If you figure about $3 million increase for Boyd, $2 million each for Candelario and Turnbull, and average $ 1 million apiece for other arb- eligible players that are retained, the payroll comes to about $84 million, or about $4 million higher than it was on opening day, 2021.
With three players on multi year contracts and ten players eligible for arbitration, that leaves 13 players, or half the 26 man roster, earning near the major league minimum salary. We can probably expect the new CBA to boost the minimum salary for the remaining players on the roster, so we’ll average them at $600,000 each.
Of course, this is prior to any free agent signings or players being traded or non tendered. The club may negotiate more favorable terms with some of their arbitration eligible players and let them go if they can’t work out a contract.

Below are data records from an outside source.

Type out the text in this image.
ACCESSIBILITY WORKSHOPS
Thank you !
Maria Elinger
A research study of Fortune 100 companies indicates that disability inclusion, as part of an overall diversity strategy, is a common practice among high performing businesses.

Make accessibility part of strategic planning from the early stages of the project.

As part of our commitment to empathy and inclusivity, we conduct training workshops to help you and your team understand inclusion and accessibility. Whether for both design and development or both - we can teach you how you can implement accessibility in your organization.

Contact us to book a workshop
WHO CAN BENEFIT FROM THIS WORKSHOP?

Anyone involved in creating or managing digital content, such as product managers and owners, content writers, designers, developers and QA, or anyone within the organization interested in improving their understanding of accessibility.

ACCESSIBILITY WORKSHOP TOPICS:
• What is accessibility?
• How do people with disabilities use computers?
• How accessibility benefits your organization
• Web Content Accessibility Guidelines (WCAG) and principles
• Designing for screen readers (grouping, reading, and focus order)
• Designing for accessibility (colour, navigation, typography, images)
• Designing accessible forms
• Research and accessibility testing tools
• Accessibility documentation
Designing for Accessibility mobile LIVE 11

The departing free agents won’t leave major holes in the roster. Eight free agents were signed for 2021 on one year contracts, and Schoop has already been extended. Wily Peralta has contributed in the rotation and could be worth extending at the right price.
The club doesn’t have a bona fide shortstop in the organization, nor a first baseman this side of Spencer Torkelson (assuming Schoop and Candelario are manning second and third). They will also need to replace some pitching depth to take the load off their trio of young pitching studs. That’s before making investments in upgrading the roster from what they presently have.
History tells us that most contenders have four to five major league free agent players, with about the same number of home grown draftees, and the rest are acquired by trade or signed as minor league free agents or international free agents. And while there have been a few worst to first scenarios, most contenders are built by making a few key additions over a few seasons.
The Tigers already have their quota of draftees on the roster and will be adding more within a season or two. Schoop and Robbie Grossman are the only signed free agent under contract for 2022. Detroit should be a few major league free agents and a few savvy trades away from contention if they make those moves count. It’s not too soon to add key players in order to contend within the next season or two..
In their last cycle of contention, the Tigers chose to extend most of the players who contributed to their success, and most of those extensions backfired. More recently, Detroit had not extended a player into his free agent seasons in the past five years until Schoop’s new extension. The others have all been traded or left as free agents. Other teams at the bottom of the pay scale continuously develop players and unload them as they start to get expensive. What the Tigers do with players like Boyd, Fulmer and Candelario, who are all free agents after the 2022 season, could signal their direction.
Payroll will have to increase if the team is going to improve their roster in 2022, and it seems a reasonable bet that will happen. Detroit doesn’t need to boost salaries anywhere near prior levels, but whether they go big on one of the many prized shortstops- perhaps their biggest position of need, or whether they continue to scrape the barrel for bargains could determine how soon the club will return to contender status.